As we all anxiously wait for Tuesday’s unveiling of the iPhone 11, the rumors are already pouring in about next year’s phones. Today’s isn’t about the iPhone 12, however. It’s about the little phone that won’t go away: the iPhone SE.
Apple may have retired the iPhone SE with the launch of the iPhone XS last year, but a Nikkei Asian Review report claims it will be coming back. According to the publication’s sources, Apple is planning to launch a lower-cost iPhone in spring 2020 to help bolster sales in the face of strong competition from Huawei and Samsung.
Apple debuted the 4-inch iPhone SE in 2016 alongside the iPhone 6s as a lower-cost and smaller-screened alternative to the 4.8- and 5.5-inch models.

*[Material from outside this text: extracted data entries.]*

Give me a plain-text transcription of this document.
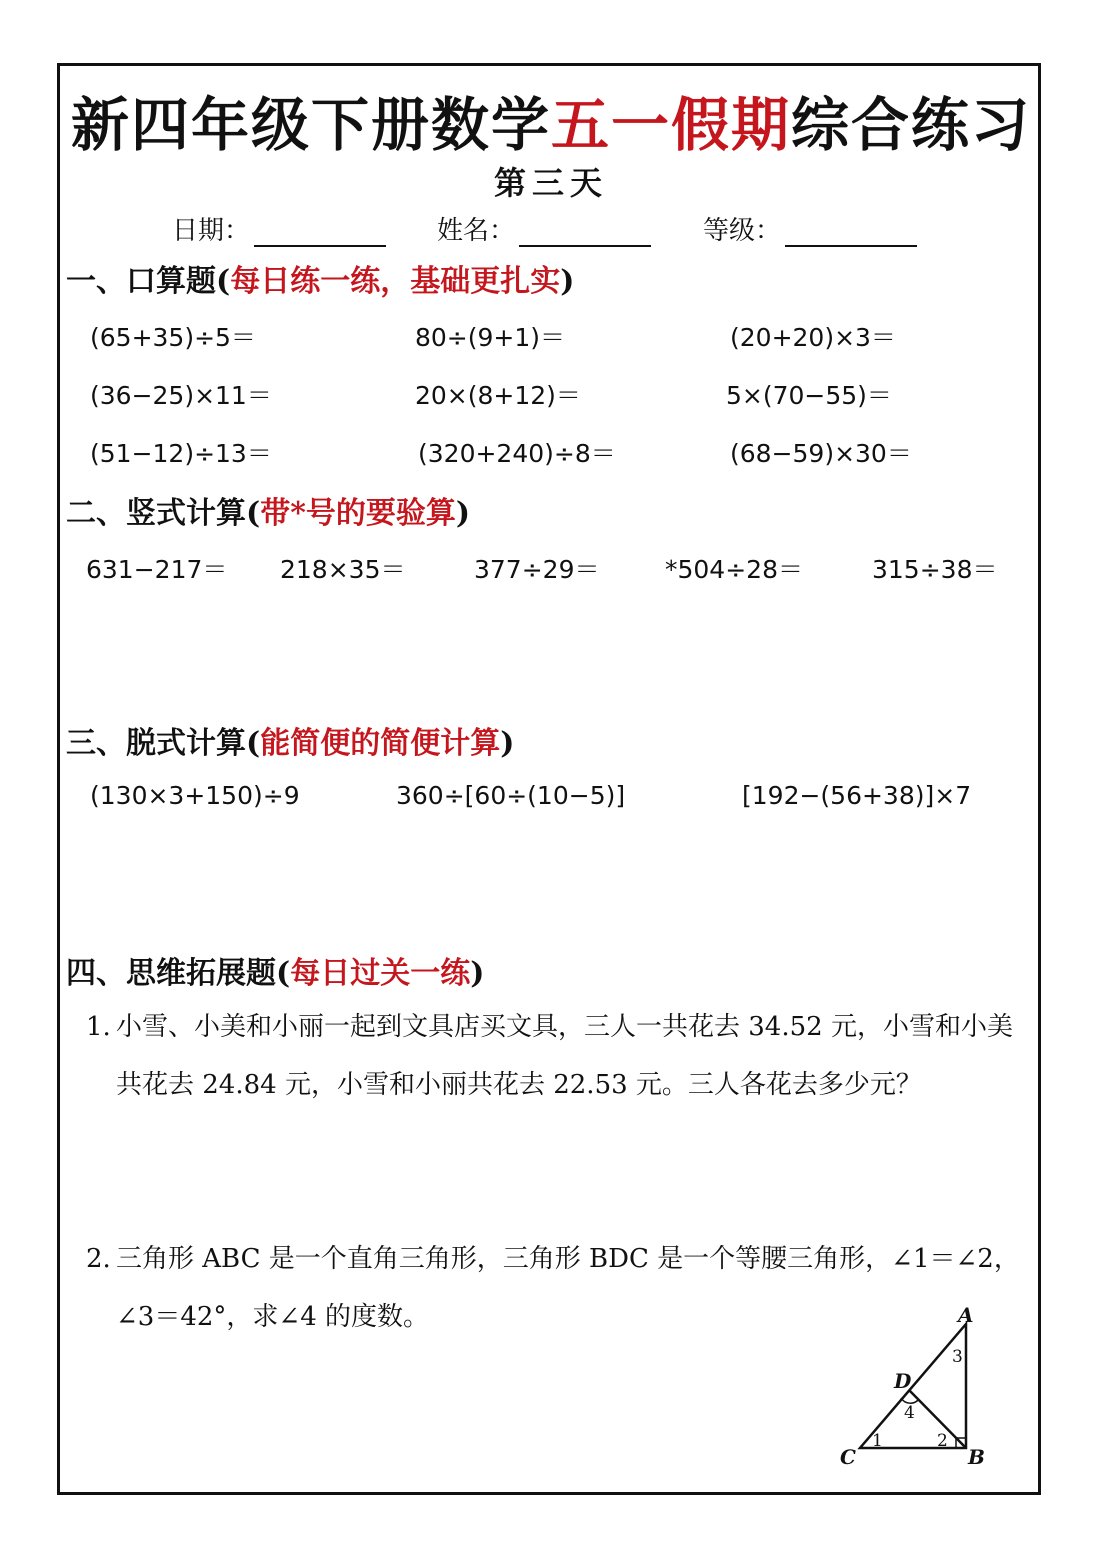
新四年级下册数学五一假期综合练习
第三天
日期：	姓名：	等级：
一、口算题(每日练一练，基础更扎实)
(65+35)÷5＝	80÷(9+1)＝	(20+20)×3＝
(36−25)×11＝	20×(8+12)＝	5×(70−55)＝
(51−12)÷13＝	(320+240)÷8＝	(68−59)×30＝
二、竖式计算(带*号的要验算)
631−217＝ 218×35＝	377÷29＝	*504÷28＝	315÷38＝
三、脱式计算(能简便的简便计算)
(130×3+150)÷9	360÷[60÷(10−5)]	[192−(56+38)]×7
四、思维拓展题(每日过关一练)
1. 小雪、小美和小丽一起到文具店买文具，三人一共花去 34.52 元，小雪和小美共花去 24.84 元，小雪和小丽共花去 22.53 元。三人各花去多少元？
2. 三角形 ABC 是一个直角三角形，三角形 BDC 是一个等腰三角形，∠1＝∠2，∠3＝42°，求∠4 的度数。	A
B
C
D
3
4
1	2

Since then, iPhones have only gotten bigger and more expensive, and people who want an iPhone that costs less than $750 need to buy an older model.
That was the original point of the SE: offering newer specs in an older package. At the time it was launched, the iPhone SE had the body of an iPhone 5 and the guts of an iPhone 6s for about half the price. Nikkei says the new model would take a similar tack: “The size of the new model will be similar to the 4.7-inch iPhone 8 that was introduced in 2017, three sources said. The model will share most of the same components with the flagship iPhones this year, and it will feature the lower-cost liquid crystal display that will help Apple achieve the lower starting price-tag.”
Since the report doesn’t say whether the new model would have a home button or Face ID, we don’t know what the design of the phone would look like. It’s also been rumored that Apple is working on an in-display fingerprint sensor like Samsung’s phones as an alternative to facial recognition.
Nikkei also notes that the name and price of the new model hasn’t been settled.
Analysts Ming-Chi Ku previously reported that Apple would be shaking up its 2020 iPhone lineup with three new sizes‚—6.7-inch, 5.4-inch, and 6.1-inch—all of which will come with OLED displays. A 4.8-inch LCD iPhone would fit in nicely at the bottom of that lineup, offering consumers an extra choice.